KHA Zahruddin Syambasi mulai mendelagasikan tugasnya mendirikan pesantren setelah puteranya, H Ahmad Wahyuddin, menyelesaikan kuliahnya. Melalui beberapa petak tanah kavlingan, H Ahmad Wahyuddin, melaksanakan tugas dari ayahnya dengan merintis Pesantren Al Furqon Lubuklinggau. Tidak seperti pondok pesantren kebanyakan yang didirikan oleh sebuah yayasan, Pesantren Al Furqon Lubuklinggau merupakan pesantren keluarga dan atas usaha keluarga. Usaha usaha H Ahmad Wahyuddin di bidang bisnis dan koperasi pesantren terus mengalami pasang surut. Cita citanya untuk mewujudkan sebuah pondok pesantren dengan fasilitas belajar yang memadai terus mengalami hambatan. Namun, usahanya di bidang properti adalah yang paling mendukung dari upaya upaya yang jatuh bangun tersebut guna membangun Pesantren Al Furqon Lubuklinggau. Jika dibandingkan dengan kemajuan kemajuan pesantren yang lain, Pesantren Al Furqon Lubuklinggau masih terbilang lambat. Tidak pesat.

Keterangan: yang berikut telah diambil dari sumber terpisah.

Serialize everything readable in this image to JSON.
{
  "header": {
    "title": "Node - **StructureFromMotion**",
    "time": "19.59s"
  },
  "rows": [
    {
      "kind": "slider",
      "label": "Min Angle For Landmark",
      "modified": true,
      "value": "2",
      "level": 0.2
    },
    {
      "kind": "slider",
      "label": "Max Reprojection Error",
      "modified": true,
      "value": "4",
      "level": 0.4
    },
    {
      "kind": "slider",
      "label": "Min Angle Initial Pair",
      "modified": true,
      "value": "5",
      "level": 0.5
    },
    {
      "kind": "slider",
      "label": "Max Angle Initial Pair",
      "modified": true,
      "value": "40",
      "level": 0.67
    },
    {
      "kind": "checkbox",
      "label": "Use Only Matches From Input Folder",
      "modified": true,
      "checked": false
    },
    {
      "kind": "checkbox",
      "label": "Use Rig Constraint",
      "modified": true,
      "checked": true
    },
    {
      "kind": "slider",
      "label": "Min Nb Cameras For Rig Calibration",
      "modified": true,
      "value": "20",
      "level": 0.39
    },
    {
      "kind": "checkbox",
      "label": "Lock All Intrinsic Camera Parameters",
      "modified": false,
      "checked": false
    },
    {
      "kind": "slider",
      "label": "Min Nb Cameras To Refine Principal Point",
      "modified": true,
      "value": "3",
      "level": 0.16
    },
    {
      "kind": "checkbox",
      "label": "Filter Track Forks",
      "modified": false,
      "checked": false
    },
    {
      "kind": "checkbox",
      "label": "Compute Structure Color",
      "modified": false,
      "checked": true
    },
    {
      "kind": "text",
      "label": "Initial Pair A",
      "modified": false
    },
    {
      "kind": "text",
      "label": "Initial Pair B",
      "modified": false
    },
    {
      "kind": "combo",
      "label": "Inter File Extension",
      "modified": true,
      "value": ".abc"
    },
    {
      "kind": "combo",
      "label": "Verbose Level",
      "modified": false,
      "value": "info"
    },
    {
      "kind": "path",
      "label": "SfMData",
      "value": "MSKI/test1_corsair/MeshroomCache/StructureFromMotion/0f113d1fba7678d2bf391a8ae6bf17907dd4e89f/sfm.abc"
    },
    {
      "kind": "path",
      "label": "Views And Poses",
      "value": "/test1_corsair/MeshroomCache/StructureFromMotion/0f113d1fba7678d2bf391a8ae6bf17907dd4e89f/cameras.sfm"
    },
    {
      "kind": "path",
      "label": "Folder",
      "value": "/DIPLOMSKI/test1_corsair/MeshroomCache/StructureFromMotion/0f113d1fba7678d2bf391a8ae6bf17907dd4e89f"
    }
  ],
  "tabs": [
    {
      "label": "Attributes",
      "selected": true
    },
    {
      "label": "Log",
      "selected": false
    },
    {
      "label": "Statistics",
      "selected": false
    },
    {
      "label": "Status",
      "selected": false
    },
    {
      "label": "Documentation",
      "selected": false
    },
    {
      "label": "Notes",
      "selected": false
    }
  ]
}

Pesantren Al Furqon Lubuklinggau dengan sumberdaya yang terbatas masih tetap melaksanakan aktivitas aktivitas yang bertumpu pada kegiatan masjid. Karena, masjid adalah inspirasi utama ketika Rasulullah Saw melakukan hijrah ke Madinah. Di samping, upaya membangun lembaga lembaga pendidikan formal terus dilakukan dengan menggunakan kendaraan Yayasan Madrasatul Furqon.

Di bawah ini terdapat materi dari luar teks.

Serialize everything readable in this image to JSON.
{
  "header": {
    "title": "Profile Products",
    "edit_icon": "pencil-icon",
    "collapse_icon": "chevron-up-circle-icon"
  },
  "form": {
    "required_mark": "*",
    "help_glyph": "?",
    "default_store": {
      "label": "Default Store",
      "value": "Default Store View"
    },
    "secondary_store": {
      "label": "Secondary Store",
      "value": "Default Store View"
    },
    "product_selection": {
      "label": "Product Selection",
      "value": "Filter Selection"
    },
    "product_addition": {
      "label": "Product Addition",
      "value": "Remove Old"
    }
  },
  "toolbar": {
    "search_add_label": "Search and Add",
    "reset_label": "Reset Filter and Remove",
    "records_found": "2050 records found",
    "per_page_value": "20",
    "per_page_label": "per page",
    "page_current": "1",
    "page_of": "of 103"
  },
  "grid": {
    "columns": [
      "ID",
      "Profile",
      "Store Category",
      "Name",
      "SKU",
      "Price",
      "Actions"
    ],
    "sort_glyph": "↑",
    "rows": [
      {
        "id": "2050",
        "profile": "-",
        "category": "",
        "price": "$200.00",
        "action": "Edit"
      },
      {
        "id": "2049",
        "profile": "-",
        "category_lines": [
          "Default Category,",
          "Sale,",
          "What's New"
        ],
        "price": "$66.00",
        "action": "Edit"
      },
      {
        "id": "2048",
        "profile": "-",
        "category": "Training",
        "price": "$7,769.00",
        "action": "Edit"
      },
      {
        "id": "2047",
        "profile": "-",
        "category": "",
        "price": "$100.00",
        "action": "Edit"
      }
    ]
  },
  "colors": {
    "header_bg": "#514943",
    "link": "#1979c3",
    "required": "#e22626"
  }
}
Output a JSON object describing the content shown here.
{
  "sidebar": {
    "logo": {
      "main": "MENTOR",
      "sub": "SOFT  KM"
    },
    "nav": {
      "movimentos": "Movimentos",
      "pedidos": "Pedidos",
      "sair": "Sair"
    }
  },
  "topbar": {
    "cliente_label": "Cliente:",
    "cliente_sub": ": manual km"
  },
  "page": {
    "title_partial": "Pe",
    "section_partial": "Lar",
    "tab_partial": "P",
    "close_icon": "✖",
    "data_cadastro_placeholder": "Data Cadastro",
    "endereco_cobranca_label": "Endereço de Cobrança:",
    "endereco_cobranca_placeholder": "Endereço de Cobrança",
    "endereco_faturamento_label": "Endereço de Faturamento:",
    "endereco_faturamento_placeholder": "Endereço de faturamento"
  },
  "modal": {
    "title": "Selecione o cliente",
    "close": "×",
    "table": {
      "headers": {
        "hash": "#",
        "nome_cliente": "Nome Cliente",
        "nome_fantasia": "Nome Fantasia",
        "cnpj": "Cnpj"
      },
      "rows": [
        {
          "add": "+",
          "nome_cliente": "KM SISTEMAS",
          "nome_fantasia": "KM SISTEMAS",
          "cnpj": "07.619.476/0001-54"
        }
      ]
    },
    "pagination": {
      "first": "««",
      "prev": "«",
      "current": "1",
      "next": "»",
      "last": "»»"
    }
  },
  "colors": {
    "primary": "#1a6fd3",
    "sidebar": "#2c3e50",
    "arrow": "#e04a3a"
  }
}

Ada keinginan untuk membangun pondok pesantren lebih luas ketika KHA Zahruddin Syambasi mendapat sebidang tanah yang berlokasi di samping kantor Walikota Kota Lubuklinggau, Kelurahan Kayuara, Kecamatan Lubuklinggau Barat I, Kota Lubuklinggau. Tanah keluarga tersebut diorientasikan untuk membangun Pesantren Al Furqon Lubuklinggau Kedua setelah yang pertama di Kelurahan Tabajemekeh, Kecamatan Lubuklinggau Timur I, Kota Lubuklinggau. Pesantren Al Furqon Kedua Lubuklinggau tersebut sudah memiliki alat dan sarana berupa Yayasan Al Fajri sebagai kendaraan. Namun, karena masih mengalami keterbatasan sumberdaya, di lokasi tersebut baru berdiri Masjdi Al Fajri yang digunakan oleh masyarakat sekitar kelurahan Kayuara untuk beribadah.

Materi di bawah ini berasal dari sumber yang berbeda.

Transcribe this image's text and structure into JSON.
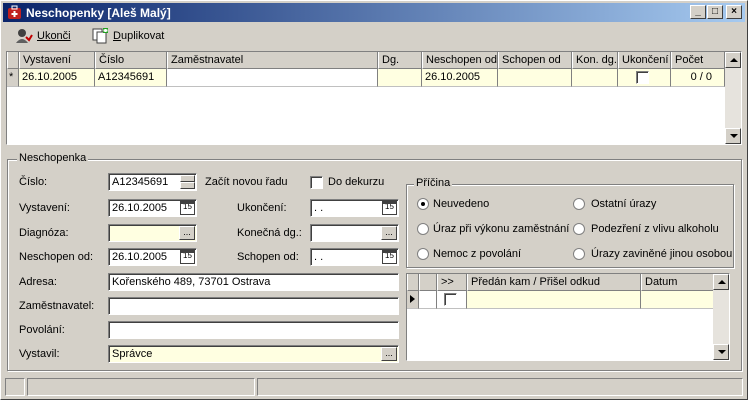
{
  "window": {
    "title": "Neschopenky [Aleš Malý]"
  },
  "title_buttons": {
    "minimize": "_",
    "maximize": "□",
    "close": "×"
  },
  "toolbar": {
    "ukonci_label": "Ukonči",
    "duplikovat_label": "Duplikovat"
  },
  "main_grid": {
    "columns": [
      "Vystavení",
      "Číslo",
      "Zaměstnavatel",
      "Dg.",
      "Neschopen od",
      "Schopen od",
      "Kon. dg.",
      "Ukončení",
      "Počet"
    ],
    "row_marker": "*",
    "row": {
      "vystaveni": "26.10.2005",
      "cislo": "A12345691",
      "zamestnavatel": "",
      "dg": "",
      "neschopen_od": "26.10.2005",
      "schopen_od": "",
      "kon_dg": "",
      "ukonceni": false,
      "pocet": "0 / 0"
    }
  },
  "form": {
    "group_label": "Neschopenka",
    "cislo": {
      "label": "Číslo:",
      "value": "A12345691"
    },
    "zacit_novou_radu": "Začít novou řadu",
    "do_dekurzu": {
      "label": "Do dekurzu",
      "checked": false
    },
    "vystaveni": {
      "label": "Vystavení:",
      "value": "26.10.2005"
    },
    "ukonceni": {
      "label": "Ukončení:",
      "value": ". ."
    },
    "diagnoza": {
      "label": "Diagnóza:",
      "value": ""
    },
    "konecna_dg": {
      "label": "Konečná dg.:",
      "value": ""
    },
    "neschopen_od": {
      "label": "Neschopen od:",
      "value": "26.10.2005"
    },
    "schopen_od": {
      "label": "Schopen od:",
      "value": ". ."
    },
    "adresa": {
      "label": "Adresa:",
      "value": "Kořenského 489, 73701 Ostrava"
    },
    "zamestnavatel": {
      "label": "Zaměstnavatel:",
      "value": ""
    },
    "povolani": {
      "label": "Povolání:",
      "value": ""
    },
    "vystavil": {
      "label": "Vystavil:",
      "value": "Správce"
    },
    "calendar_glyph": "15",
    "ellipsis": "..."
  },
  "pricina": {
    "label": "Příčina",
    "options": [
      {
        "label": "Neuvedeno",
        "selected": true
      },
      {
        "label": "Ostatní úrazy",
        "selected": false
      },
      {
        "label": "Úraz při výkonu zaměstnání",
        "selected": false
      },
      {
        "label": "Podezření z vlivu alkoholu",
        "selected": false
      },
      {
        "label": "Nemoc z povolání",
        "selected": false
      },
      {
        "label": "Úrazy zaviněné jinou osobou",
        "selected": false
      }
    ]
  },
  "predan_grid": {
    "columns": [
      ">>",
      "Předán kam / Přišel odkud",
      "Datum"
    ]
  }
}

Atas kekurangan sumberdaya yang dimiliki tersebut, penguatan sumberdaya manusia merupakan prioritas utama bagi pengembangan Pesantren Al Furqon Lubuklinggau selanjutnya. Sehingga berbagai prestasi dan capaian di bidang pendidikan harus jauh lebih unggul dari sebelumnya. Dan, capaian itu sudah terlihat hasilnya setahap demi setahap. Tahap kelanjutan tersebut berupa pembangunan pesantren dengan membuka Pesantren Al Furqon Lubuklinggau Ketiga dan Keempat di Kabupaten Semarang dan Kota Salatiga yang sedang dalam tahap pengembangan orientasi pendidikan dan keilmuan yang mapan. Di samping, pada penguatan sumberdaya yang dimiliki oleh internal keluarga. [Mangiya].